“Exactly: I’ve often thought about you, and now that I like you so much, I watch the captain for your sake, and listen particularly to what he says after dinner especially, when I’ve the opportunity; for you see, when gentlemen drink wine, they speak more freely as to what they really think, just as we foremast-men do when we get our grog on board. The greatest misfortune which could happen to you in your position would be, the captain marrying and having children on the right side of the blanket as they call it. Now I’ve often heard the captain express a dislike to matrimony, and laugh at people’s getting married, which has pleased me very much for your sake, Master Percival. You see, a man don’t think much of marrying after forty, and the captain must be fifty, if not more.”
“Yes: but if his brother dies—and he is a very infirm man—the captain will then be Viscount de Versely, and inherit very large estates, and then he will marry to have an heir to the title and estates even if there is no love in the case.”
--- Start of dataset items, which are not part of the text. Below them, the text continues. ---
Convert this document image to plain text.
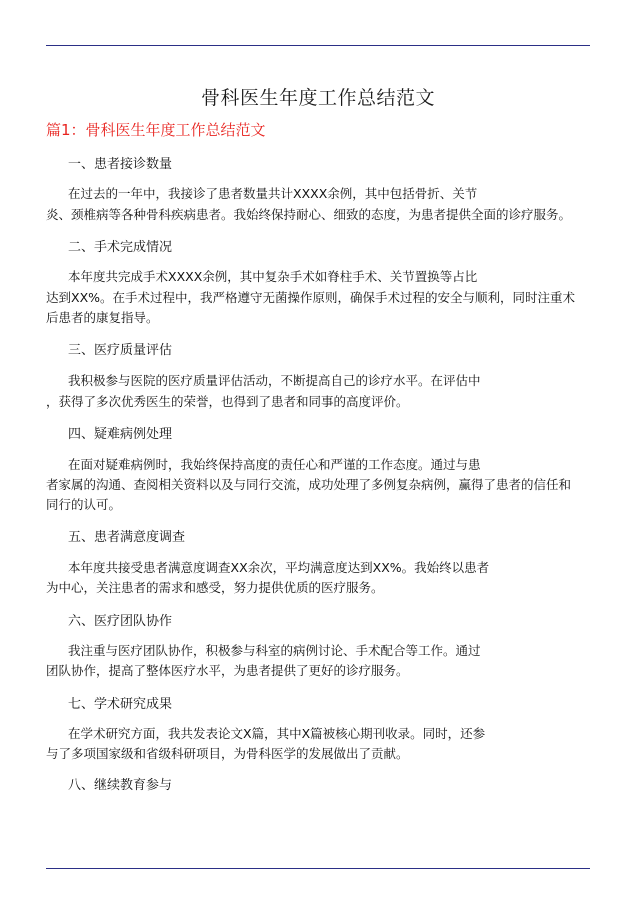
骨科医生年度工作总结范文
篇1：骨科医生年度工作总结范文
一、患者接诊数量
在过去的一年中，我接诊了患者数量共计XXXX余例，其中包括骨折、关节
炎、颈椎病等各种骨科疾病患者。我始终保持耐心、细致的态度，为患者提供全面的诊疗服务。
二、手术完成情况
本年度共完成手术XXXX余例，其中复杂手术如脊柱手术、关节置换等占比
达到XX%。在手术过程中，我严格遵守无菌操作原则，确保手术过程的安全与顺利，同时注重术
后患者的康复指导。
三、医疗质量评估
我积极参与医院的医疗质量评估活动，不断提高自己的诊疗水平。在评估中
，获得了多次优秀医生的荣誉，也得到了患者和同事的高度评价。
四、疑难病例处理
在面对疑难病例时，我始终保持高度的责任心和严谨的工作态度。通过与患
者家属的沟通、查阅相关资料以及与同行交流，成功处理了多例复杂病例，赢得了患者的信任和
同行的认可。
五、患者满意度调查
本年度共接受患者满意度调查XX余次，平均满意度达到XX%。我始终以患者
为中心，关注患者的需求和感受，努力提供优质的医疗服务。
六、医疗团队协作
我注重与医疗团队协作，积极参与科室的病例讨论、手术配合等工作。通过
团队协作，提高了整体医疗水平，为患者提供了更好的诊疗服务。
七、学术研究成果
在学术研究方面，我共发表论文X篇，其中X篇被核心期刊收录。同时，还参
与了多项国家级和省级科研项目，为骨科医学的发展做出了贡献。
八、继续教育参与
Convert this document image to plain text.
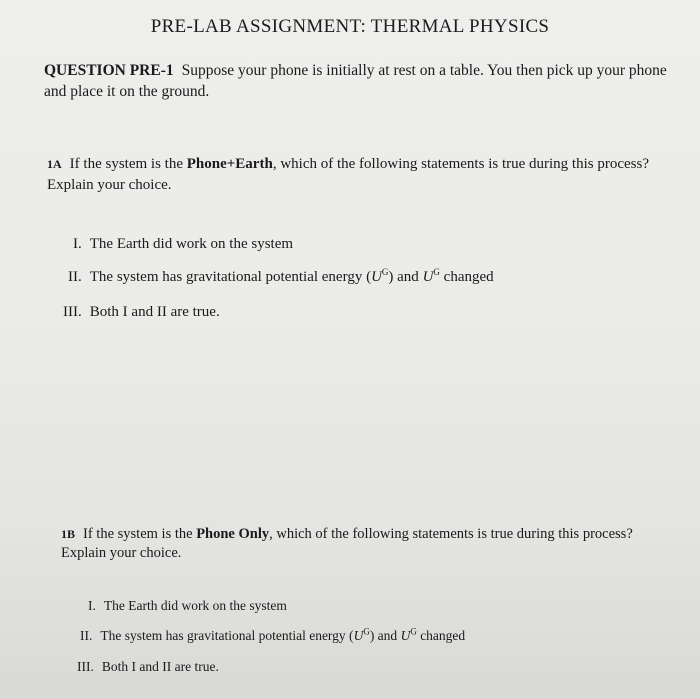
PRE-LAB ASSIGNMENT: THERMAL PHYSICS
QUESTION PRE-1 Suppose your phone is initially at rest on a table. You then pick up your phone and place it on the ground.
1A If the system is the Phone+Earth, which of the following statements is true during this process? Explain your choice.
I. The Earth did work on the system
II. The system has gravitational potential energy $(U^G)$ and $U^G$ changed
III. Both I and II are true.
1B If the system is the Phone Only, which of the following statements is true during this process? Explain your choice.
I. The Earth did work on the system
II. The system has gravitational potential energy $(U^G)$ and $U^G$ changed
III. Both I and II are true.
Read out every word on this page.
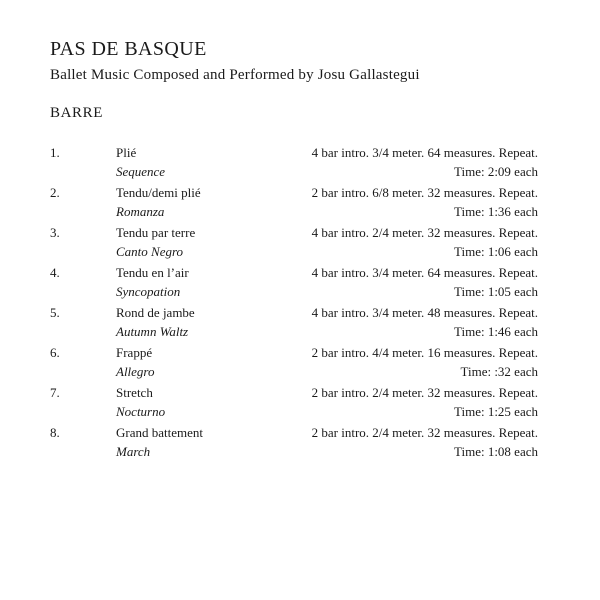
PAS DE BASQUE
Ballet Music Composed and Performed by Josu Gallastegui
BARRE
1.	Plié
Sequence
4 bar intro. 3/4 meter. 64 measures. Repeat.
Time: 2:09 each
2.	Tendu/demi plié
Romanza
2 bar intro. 6/8 meter. 32 measures. Repeat.
Time: 1:36 each
3.	Tendu par terre
Canto Negro
4 bar intro. 2/4 meter. 32 measures. Repeat.
Time: 1:06 each
4.	Tendu en l’air
Syncopation
4 bar intro. 3/4 meter. 64 measures. Repeat.
Time: 1:05 each
5.	Rond de jambe
Autumn Waltz
4 bar intro. 3/4 meter. 48 measures. Repeat.
Time: 1:46 each
6.	Frappé
Allegro
2 bar intro. 4/4 meter. 16 measures. Repeat.
Time: :32 each
7.	Stretch
Nocturno
2 bar intro. 2/4 meter. 32 measures. Repeat.
Time: 1:25 each
8.	Grand battement
March
2 bar intro. 2/4 meter. 32 measures. Repeat.
Time: 1:08 each
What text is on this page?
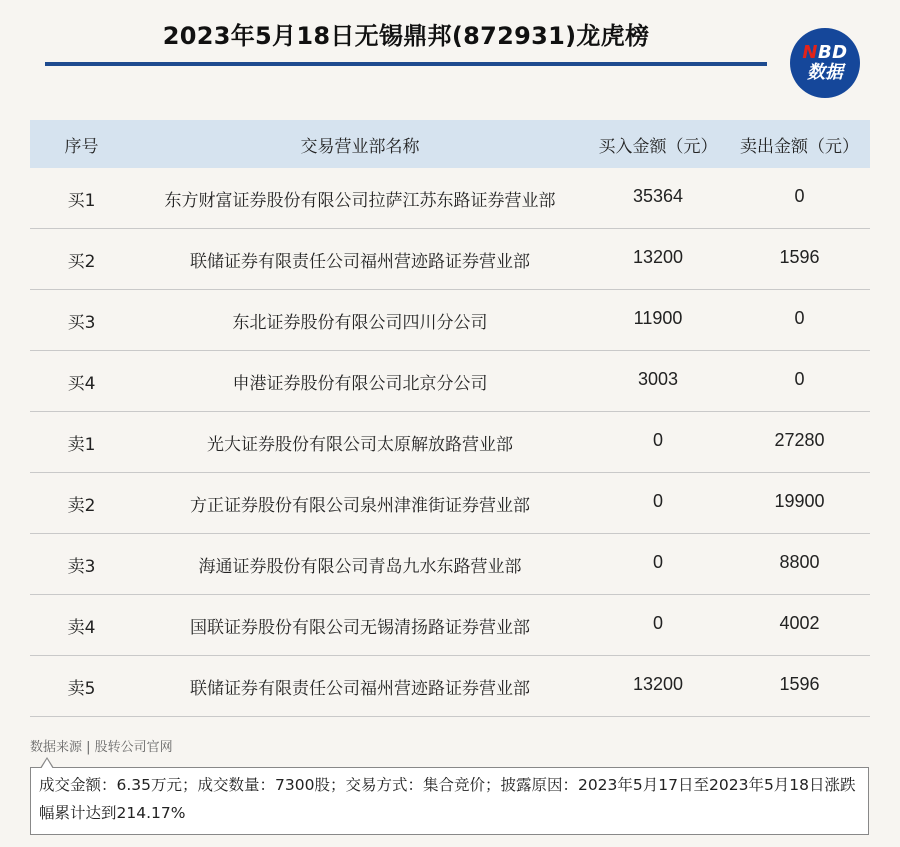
2023年5月18日无锡鼎邦(872931)龙虎榜
NBD
数据
序号	交易营业部名称	买入金额（元）	卖出金额（元）
买1	东方财富证券股份有限公司拉萨江苏东路证券营业部	35364	0
买2	联储证券有限责任公司福州营迹路证券营业部	13200	1596
买3	东北证券股份有限公司四川分公司	11900	0
买4	申港证券股份有限公司北京分公司	3003	0
卖1	光大证券股份有限公司太原解放路营业部	0	27280
卖2	方正证券股份有限公司泉州津淮街证券营业部	0	19900
卖3	海通证券股份有限公司青岛九水东路营业部	0	8800
卖4	国联证券股份有限公司无锡清扬路证券营业部	0	4002
卖5	联储证券有限责任公司福州营迹路证券营业部	13200	1596
数据来源 | 股转公司官网
成交金额：6.35万元；成交数量：7300股；交易方式：集合竞价；披露原因：2023年5月17日至2023年5月18日涨跌幅累计达到214.17%
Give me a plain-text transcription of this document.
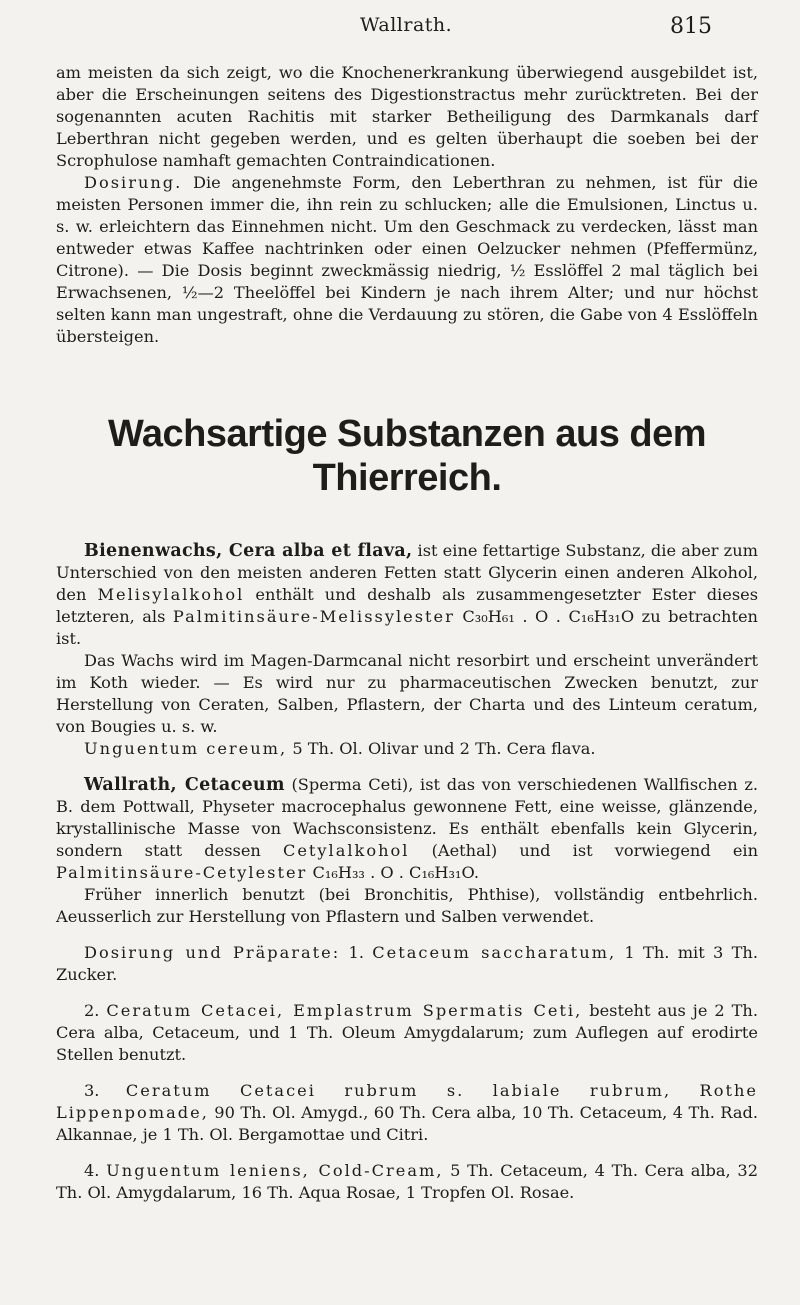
Wallrath.	815

am meisten da sich zeigt, wo die Knochenerkrankung überwiegend ausgebildet ist, aber die Erscheinungen seitens des Digestionstractus mehr zurücktreten. Bei der sogenannten acuten Rachitis mit starker Betheiligung des Darmkanals darf Leberthran nicht gegeben werden, und es gelten überhaupt die soeben bei der Scrophulose namhaft gemachten Contraindicationen.

Dosirung. Die angenehmste Form, den Leberthran zu nehmen, ist für die meisten Personen immer die, ihn rein zu schlucken; alle die Emulsionen, Linctus u. s. w. erleichtern das Einnehmen nicht. Um den Geschmack zu verdecken, lässt man entweder etwas Kaffee nachtrinken oder einen Oelzucker nehmen (Pfeffermünz, Citrone). — Die Dosis beginnt zweckmässig niedrig, ½ Esslöffel 2 mal täglich bei Erwachsenen, ½—2 Theelöffel bei Kindern je nach ihrem Alter; und nur höchst selten kann man ungestraft, ohne die Verdauung zu stören, die Gabe von 4 Esslöffeln übersteigen.

Wachsartige Substanzen aus dem Thierreich.

Bienenwachs, Cera alba et flava, ist eine fettartige Substanz, die aber zum Unterschied von den meisten anderen Fetten statt Glycerin einen anderen Alkohol, den Melisylalkohol enthält und deshalb als zusammengesetzter Ester dieses letzteren, als Palmitinsäure-Melissylester C₃₀H₆₁ . O . C₁₆H₃₁O zu betrachten ist.

Das Wachs wird im Magen-Darmcanal nicht resorbirt und erscheint unverändert im Koth wieder. — Es wird nur zu pharmaceutischen Zwecken benutzt, zur Herstellung von Ceraten, Salben, Pflastern, der Charta und des Linteum ceratum, von Bougies u. s. w.

Unguentum cereum, 5 Th. Ol. Olivar und 2 Th. Cera flava.

Wallrath, Cetaceum (Sperma Ceti), ist das von verschiedenen Wallfischen z. B. dem Pottwall, Physeter macrocephalus gewonnene Fett, eine weisse, glänzende, krystallinische Masse von Wachsconsistenz. Es enthält ebenfalls kein Glycerin, sondern statt dessen Cetylalkohol (Aethal) und ist vorwiegend ein Palmitinsäure-Cetylester C₁₆H₃₃ . O . C₁₆H₃₁O.

Früher innerlich benutzt (bei Bronchitis, Phthise), vollständig entbehrlich. Aeusserlich zur Herstellung von Pflastern und Salben verwendet.

Dosirung und Präparate: 1. Cetaceum saccharatum, 1 Th. mit 3 Th. Zucker.

2. Ceratum Cetacei, Emplastrum Spermatis Ceti, besteht aus je 2 Th. Cera alba, Cetaceum, und 1 Th. Oleum Amygdalarum; zum Auflegen auf erodirte Stellen benutzt.

3. Ceratum Cetacei rubrum s. labiale rubrum, Rothe Lippenpomade, 90 Th. Ol. Amygd., 60 Th. Cera alba, 10 Th. Cetaceum, 4 Th. Rad. Alkannae, je 1 Th. Ol. Bergamottae und Citri.

4. Unguentum leniens, Cold-Cream, 5 Th. Cetaceum, 4 Th. Cera alba, 32 Th. Ol. Amygdalarum, 16 Th. Aqua Rosae, 1 Tropfen Ol. Rosae.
“So he may,” replied Cross—“there’s no saying; but still, even if he does, it ain’t certain that he has a family; chickens must not be counted before they are hatched. All you have to pray for then is, that the brother may prove as tough as our old admirals, whose senses get tired of staying any longer in their bodies, and leave them long before their hulks are worn out.”
“Why do admirals live so long?”
“Well, I suppose it is for the same reason that salt meat keeps so much longer than fresh; they have been forty or fifty years with the salt spray washing in their faces and wetting their jackets, and so in time, d’ye see, they become as it were pickled with brine. Talking about that, how long will it be before you get that tanning off you?”
“I don’t know; but as the captain says I’m to do no duty while it lasts, I hope it won’t wear off too soon.”
“Spoken like a midshipman: now take my advice, although not ordered to your duty, come up on deck and take your spy-glass.”
“I’ve lost it, unfortunately. That was a good glass, for it saved my life.”
“Yes, it turned out as good for you as a Freemason’s sign, which is more than Mr Green can say. I don’t think he’ll ever make a sailor—he’d better bear up for clerk, and then he might do very well for a purser by-and-by. There’s eight bells, Master Keene, so I think we had better say good night.”